Saying in other words that there is "instrumentalization", an agitation and use of propaganda from some biases watchers, call them the Japanese neo conservative media, and add to the borsch a "touch" of foreign watchers ready to make a quick "buck" or two, to ignite tension and to alarm the opinion. Then indeed (!) there is a construction that a very bad bad relation exists between China and Japan. Problems exist, have they reached such enormity? No.
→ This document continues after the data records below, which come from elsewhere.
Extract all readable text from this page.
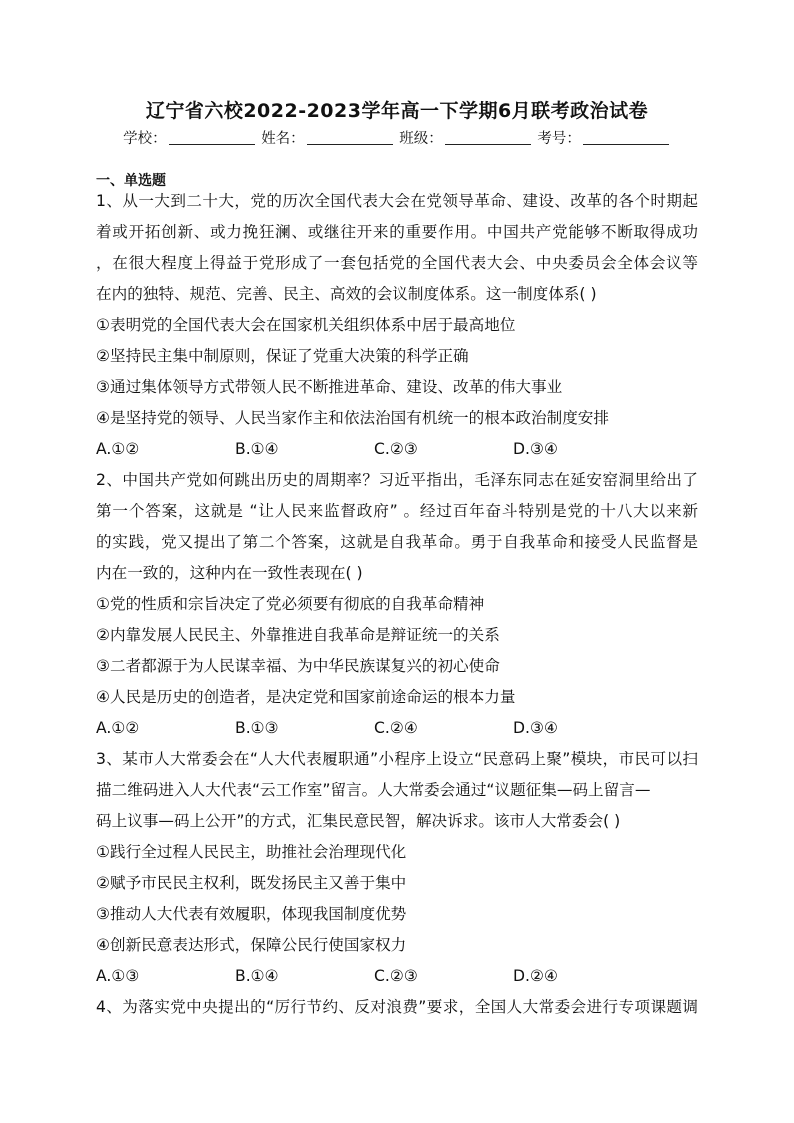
辽宁省六校2022-2023学年高一下学期6月联考政治试卷
学校：	姓名：	班级：	考号：
一、单选题
1、从一大到二十大，党的历次全国代表大会在党领导革命、建设、改革的各个时期起
着或开拓创新、或力挽狂澜、或继往开来的重要作用。中国共产党能够不断取得成功
，在很大程度上得益于党形成了一套包括党的全国代表大会、中央委员会全体会议等
在内的独特、规范、完善、民主、高效的会议制度体系。这一制度体系( )
①表明党的全国代表大会在国家机关组织体系中居于最高地位
②坚持民主集中制原则，保证了党重大决策的科学正确
③通过集体领导方式带领人民不断推进革命、建设、改革的伟大事业
④是坚持党的领导、人民当家作主和依法治国有机统一的根本政治制度安排
A.①②	B.①④	C.②③	D.③④
2、中国共产党如何跳出历史的周期率？习近平指出，毛泽东同志在延安窑洞里给出了
第一个答案，这就是 “让人民来监督政府” 。经过百年奋斗特别是党的十八大以来新
的实践，党又提出了第二个答案，这就是自我革命。勇于自我革命和接受人民监督是
内在一致的，这种内在一致性表现在( )
①党的性质和宗旨决定了党必须要有彻底的自我革命精神
②内靠发展人民民主、外靠推进自我革命是辩证统一的关系
③二者都源于为人民谋幸福、为中华民族谋复兴的初心使命
④人民是历史的创造者，是决定党和国家前途命运的根本力量
A.①②	B.①③	C.②④	D.③④
3、某市人大常委会在“人大代表履职通”小程序上设立“民意码上聚”模块，市民可以扫
描二维码进入人大代表“云工作室”留言。人大常委会通过“议题征集—码上留言—
码上议事—码上公开”的方式，汇集民意民智，解决诉求。该市人大常委会( )
①践行全过程人民民主，助推社会治理现代化
②赋予市民民主权利，既发扬民主又善于集中
③推动人大代表有效履职，体现我国制度优势
④创新民意表达形式，保障公民行使国家权力
A.①③	B.①④	C.②③	D.②④
4、为落实党中央提出的“厉行节约、反对浪费”要求，全国人大常委会进行专项课题调
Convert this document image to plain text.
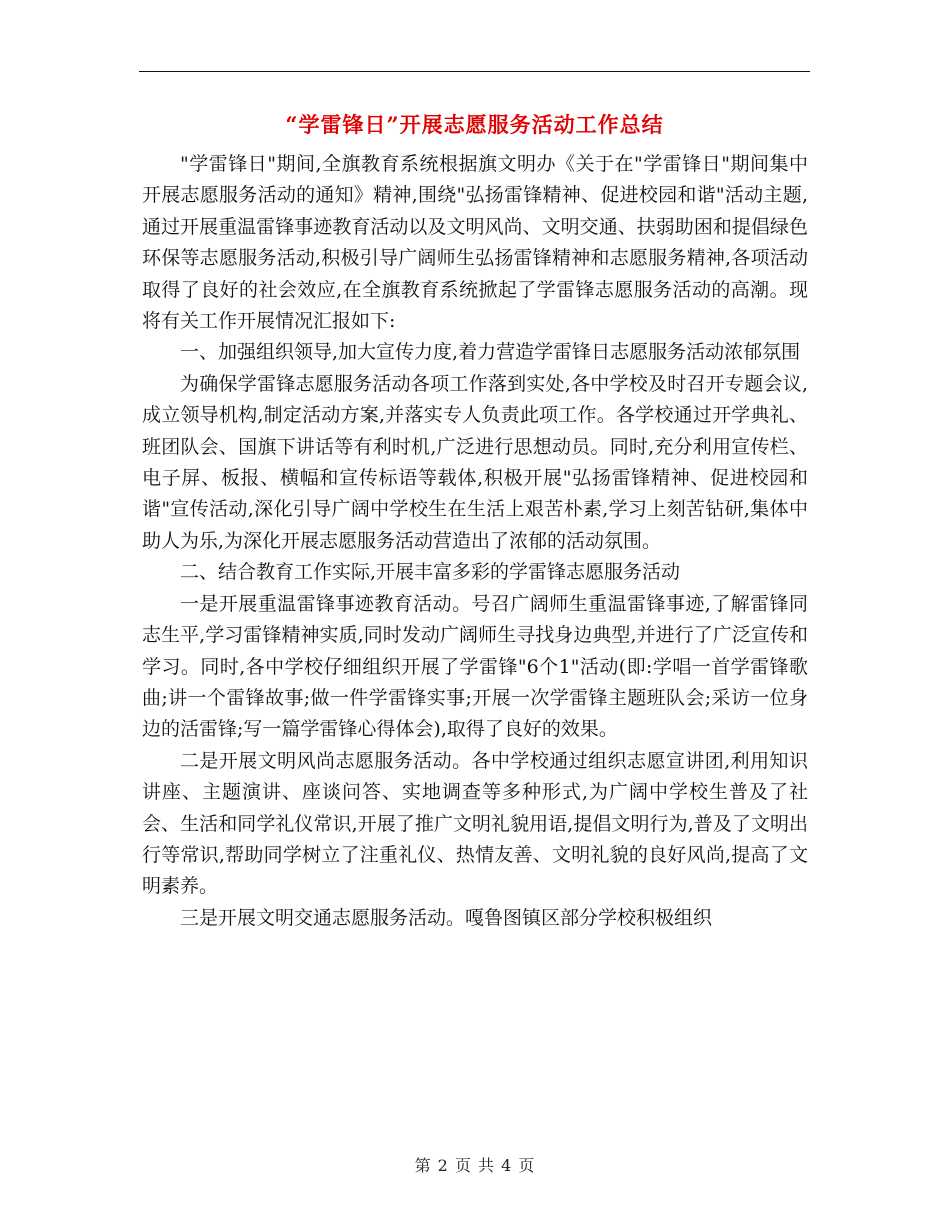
“学雷锋日”开展志愿服务活动工作总结

"学雷锋日"期间,全旗教育系统根据旗文明办《关于在"学雷锋日"期间集中开展志愿服务活动的通知》精神,围绕"弘扬雷锋精神、促进校园和谐"活动主题,通过开展重温雷锋事迹教育活动以及文明风尚、文明交通、扶弱助困和提倡绿色环保等志愿服务活动,积极引导广阔师生弘扬雷锋精神和志愿服务精神,各项活动取得了良好的社会效应,在全旗教育系统掀起了学雷锋志愿服务活动的高潮。现将有关工作开展情况汇报如下:

一、加强组织领导,加大宣传力度,着力营造学雷锋日志愿服务活动浓郁氛围

为确保学雷锋志愿服务活动各项工作落到实处,各中学校及时召开专题会议,成立领导机构,制定活动方案,并落实专人负责此项工作。各学校通过开学典礼、班团队会、国旗下讲话等有利时机,广泛进行思想动员。同时,充分利用宣传栏、电子屏、板报、横幅和宣传标语等载体,积极开展"弘扬雷锋精神、促进校园和谐"宣传活动,深化引导广阔中学校生在生活上艰苦朴素,学习上刻苦钻研,集体中助人为乐,为深化开展志愿服务活动营造出了浓郁的活动氛围。

二、结合教育工作实际,开展丰富多彩的学雷锋志愿服务活动

一是开展重温雷锋事迹教育活动。号召广阔师生重温雷锋事迹,了解雷锋同志生平,学习雷锋精神实质,同时发动广阔师生寻找身边典型,并进行了广泛宣传和学习。同时,各中学校仔细组织开展了学雷锋"6个1"活动(即:学唱一首学雷锋歌曲;讲一个雷锋故事;做一件学雷锋实事;开展一次学雷锋主题班队会;采访一位身边的活雷锋;写一篇学雷锋心得体会),取得了良好的效果。

二是开展文明风尚志愿服务活动。各中学校通过组织志愿宣讲团,利用知识讲座、主题演讲、座谈问答、实地调查等多种形式,为广阔中学校生普及了社会、生活和同学礼仪常识,开展了推广文明礼貌用语,提倡文明行为,普及了文明出行等常识,帮助同学树立了注重礼仪、热情友善、文明礼貌的良好风尚,提高了文明素养。

三是开展文明交通志愿服务活动。嘎鲁图镇区部分学校积极组织

第 2 页 共 4 页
You know the way we in the TV, we do, focus on a crowd and no large view of the situation, creating an illusion of chaos. Or when we film with sequences edited into progressively shorter shots to create a mood of tension and excitement or even filming with no travelling shot. It scores pretty well with viewers!

Genuinely theatrical!

Actually, I have to confirm that my party and I, we saw uniforms yesterday night in Tokyo, in Ginza, they belong to one of the most formidable Navy in the world and they were dispatched in a group, hiding behind trees, progressing orderly, from street to street, and as soon as we identified them, we had them followed until the main Ginza boulevard where we saw that they were up to making close pictures of... a Louis Vuitton shop and of the near-by illuminated streets while on a touristic day journeying in what some described as a quasi "Tokyo burning" atmosphere.*


We'll be there to report, as we did in the past, when something really serious occurs! Until then, sleep tight.


Tokyo, 18h54 October 16 2010
Navy staff shooting at the illuminated luxurious Ginza streets


Alarming headlines, quotes (En and Fr):

"Deux mille manifestants ont défilé samedi dans les rues de Tokyo pour dénoncer ce qu'ils considèrent comme une invasion par la Chine d'îles revendiquées à la fois par Pékin et le Japon.
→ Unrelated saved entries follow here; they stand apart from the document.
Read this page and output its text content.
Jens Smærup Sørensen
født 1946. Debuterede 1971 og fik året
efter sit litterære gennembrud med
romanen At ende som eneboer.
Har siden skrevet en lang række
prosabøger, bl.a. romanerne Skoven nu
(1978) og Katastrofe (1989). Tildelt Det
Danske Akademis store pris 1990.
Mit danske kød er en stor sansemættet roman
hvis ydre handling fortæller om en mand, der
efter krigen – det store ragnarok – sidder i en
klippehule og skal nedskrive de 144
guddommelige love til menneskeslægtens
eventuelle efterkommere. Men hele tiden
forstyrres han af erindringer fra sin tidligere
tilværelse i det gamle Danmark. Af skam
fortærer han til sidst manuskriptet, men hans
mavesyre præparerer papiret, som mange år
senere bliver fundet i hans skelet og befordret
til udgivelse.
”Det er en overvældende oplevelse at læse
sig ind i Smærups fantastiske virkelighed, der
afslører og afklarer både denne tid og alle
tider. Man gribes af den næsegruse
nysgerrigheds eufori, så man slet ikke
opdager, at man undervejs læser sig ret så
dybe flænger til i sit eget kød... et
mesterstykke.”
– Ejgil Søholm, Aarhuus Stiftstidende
A Japanese woman protester wearing a pink kimono and headgear marches down streets in central Tokyo as an estimated 2,500 protesters take to the streets during a protest against China on Saturday Oct. 16, 2010.

A man holds a banner while marching during an anti-Japan protest in downtown Zhengzhou, in central China's Henan province, Saturday, Oct. 16, 201

Chinese paramilitary police march near the Japanese embassy in Beijing, China on Sunday, Oct. 17, 2010. Heavy security was enforced in the areas around the Japanese embassy after thousands of Chinese marched in the other Chinese cities in sometimes violent protests Saturday against Japan and its claim to disputed islands, a show of anger far larger than past protests over the competing territorial claims.

A man holds a banner while marching during an anti-Japan protest in downtown Zhengzhou, in central China's Henan province, Saturday, Oct. 16, 2010. Chinese characters on the banner reads, "Down with Japan, Protect Diaoyu Island."

A Japanese protester holding a placard with a message reading, "Free (Nobel Peace Prize winner) Dr. Liu Xiaobo," marches down streets in central Tokyo as an estimated 2,500 protesters take to the streets in a protest against China on Saturday Oct. 16, 2010."

End of alarmed quotes.


* Regarding Tokyo burning, I encourage reading the excellent "I Saw Tokyo Burning" by Robert Guillain with whom I had an informative epistolary correspondence in his last years of a truly fascinating life.